An electrical accident at the Water Pollution Control facility in Waterbury on Columbus Day had uncorked 5,000,000 gallons of raw sewage into the Naugatuck River, effectively killing a several mile stretch of the watershed. Perhaps the most chilling part of the accident was that the public and neighboring towns down river first learned about the spill in an expose written by Michael Puffer in the Republican-American newspaper ten days after the discharge. The accident has been statewide news for months as Waterbury investigated the incident. The state mandated a clean-up and ordered Waterbury to come up with a protocol for notifying the public in the event of future accidents.
Today's incident wasn't at the sewage treatment plant, it was at Somers Thin Strip on Baldwin Avenue in the South End of Waterbury. 5000 gallons of machine oil was discharged into storm drains outside the facility, and within an hour the oil had spread a several-mile-long oil slick reaching from 1300 South Main all the way down to the Pulaski Bridge in Naugatuck.
Mayor Neil O'Leary's chief of staff, Joe Geary, told the Observer that a call came into the Waterbury Fire Department at 3 pm this afternoon. "5000 gallons of oil went across the asphalt and into a catch basin," Geary said. "From there in flowed down a storm drain and directly into the Naugatuck River."
Four fire trucks and a hazmat truck set up shop along South Main Street to try and contain the oil at the drain pipe as it entered into the Naugatuck River.
Waterbury firefighters used absorbent booms to try and corral the oil.

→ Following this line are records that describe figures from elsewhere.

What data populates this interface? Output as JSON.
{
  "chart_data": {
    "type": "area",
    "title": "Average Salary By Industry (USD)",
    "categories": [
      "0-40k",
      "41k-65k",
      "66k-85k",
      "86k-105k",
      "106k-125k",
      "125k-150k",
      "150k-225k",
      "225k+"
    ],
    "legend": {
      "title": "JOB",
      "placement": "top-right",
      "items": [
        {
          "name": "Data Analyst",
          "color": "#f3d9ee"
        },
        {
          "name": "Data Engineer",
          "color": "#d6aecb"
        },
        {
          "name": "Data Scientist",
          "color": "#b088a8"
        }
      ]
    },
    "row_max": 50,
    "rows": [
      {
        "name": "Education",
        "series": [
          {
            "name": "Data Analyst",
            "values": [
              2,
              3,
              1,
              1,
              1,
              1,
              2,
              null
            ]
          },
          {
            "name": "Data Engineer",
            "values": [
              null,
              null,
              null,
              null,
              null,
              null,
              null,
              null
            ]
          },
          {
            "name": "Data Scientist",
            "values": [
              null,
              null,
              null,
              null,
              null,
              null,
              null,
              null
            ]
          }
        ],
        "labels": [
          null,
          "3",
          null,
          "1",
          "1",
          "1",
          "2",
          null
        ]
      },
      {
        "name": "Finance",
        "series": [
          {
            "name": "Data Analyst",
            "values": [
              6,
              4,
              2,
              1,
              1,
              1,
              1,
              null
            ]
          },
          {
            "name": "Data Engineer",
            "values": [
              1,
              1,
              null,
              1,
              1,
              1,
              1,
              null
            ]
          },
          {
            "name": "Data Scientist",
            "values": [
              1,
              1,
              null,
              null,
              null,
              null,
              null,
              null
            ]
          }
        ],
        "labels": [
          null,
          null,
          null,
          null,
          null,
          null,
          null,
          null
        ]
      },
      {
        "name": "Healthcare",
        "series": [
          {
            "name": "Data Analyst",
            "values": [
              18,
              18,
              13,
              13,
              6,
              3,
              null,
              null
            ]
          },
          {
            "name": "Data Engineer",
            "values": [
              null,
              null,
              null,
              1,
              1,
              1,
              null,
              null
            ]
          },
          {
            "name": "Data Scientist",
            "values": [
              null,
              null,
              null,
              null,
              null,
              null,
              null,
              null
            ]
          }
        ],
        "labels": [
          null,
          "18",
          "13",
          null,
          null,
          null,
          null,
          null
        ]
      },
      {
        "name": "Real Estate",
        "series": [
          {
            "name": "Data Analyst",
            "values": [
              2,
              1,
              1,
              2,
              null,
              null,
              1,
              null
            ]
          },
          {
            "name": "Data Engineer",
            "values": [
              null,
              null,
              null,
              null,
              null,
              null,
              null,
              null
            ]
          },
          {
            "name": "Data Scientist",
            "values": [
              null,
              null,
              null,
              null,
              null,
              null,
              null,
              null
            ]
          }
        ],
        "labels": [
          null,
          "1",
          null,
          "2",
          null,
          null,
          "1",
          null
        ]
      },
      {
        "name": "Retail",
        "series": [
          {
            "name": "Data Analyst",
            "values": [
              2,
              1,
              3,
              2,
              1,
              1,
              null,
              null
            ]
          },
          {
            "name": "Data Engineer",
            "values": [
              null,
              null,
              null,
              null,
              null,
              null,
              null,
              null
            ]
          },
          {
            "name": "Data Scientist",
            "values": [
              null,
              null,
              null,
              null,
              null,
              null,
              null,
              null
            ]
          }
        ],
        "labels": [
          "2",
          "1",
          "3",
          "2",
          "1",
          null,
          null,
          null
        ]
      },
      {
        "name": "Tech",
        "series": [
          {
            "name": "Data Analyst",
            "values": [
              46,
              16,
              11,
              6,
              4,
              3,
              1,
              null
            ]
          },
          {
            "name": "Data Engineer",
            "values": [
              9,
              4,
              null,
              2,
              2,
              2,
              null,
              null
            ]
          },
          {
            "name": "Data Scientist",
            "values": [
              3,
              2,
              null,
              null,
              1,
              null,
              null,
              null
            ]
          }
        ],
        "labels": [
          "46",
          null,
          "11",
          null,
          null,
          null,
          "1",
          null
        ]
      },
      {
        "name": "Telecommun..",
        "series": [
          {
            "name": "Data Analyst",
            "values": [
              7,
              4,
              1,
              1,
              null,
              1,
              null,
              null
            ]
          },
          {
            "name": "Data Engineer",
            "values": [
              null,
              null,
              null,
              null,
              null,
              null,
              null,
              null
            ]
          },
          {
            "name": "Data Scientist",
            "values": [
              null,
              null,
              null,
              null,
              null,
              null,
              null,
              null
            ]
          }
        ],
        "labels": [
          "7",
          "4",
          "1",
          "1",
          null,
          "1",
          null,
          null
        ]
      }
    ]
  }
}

Joe Geary said there would be attempts to go down river to try and intercept oil slicks in Beacon Falls.
What impact the oil will have on the river's ecosystem is unclear, and it won't be until daybreak that the damage along the shoreline will be visible.
Olin Corporation owns Somer Thin Strip and is the leading manufacturer and converter of copper and copper-alloy sheet, strip, foil, tube and fabricated components in North America.
Denis Cuevas is the general manager of Waterbury's Pollution Control facility and took a lot of heat for not informing Mayor O'Leary or the public about the 5,000,000 gallons of raw sewage that was dumped into the Naugatuck River on Columbus Day. Although today's accident wasn't at his faciilty, Cuevas set off an alarm notifying the mayor, the health department, Naugatuck, Beacon Falls, Derby, and the Environmental Committee in Waterbury via e-mail by 7:45 pm.
Sondra Zak was notified of the oil spill via Facebook and spent the last light of day documenting the spill with a video camera.
Kevin Zak was tied up photographing a basketball game this afternoon and didn't fully engage in today's oil spill until after 6 pm. Zak said he was encouraged by the response to the accident.
"First the company reported the accident itself," Zak said. "Then Joe DeMatos reported what he saw from the Polish American Club and contacted the Naugatuck River Revival Group. Waterbury contacted DEEP, and Denis Cuevas sent out an alarm up and down the river. This is all progress, people are communicating."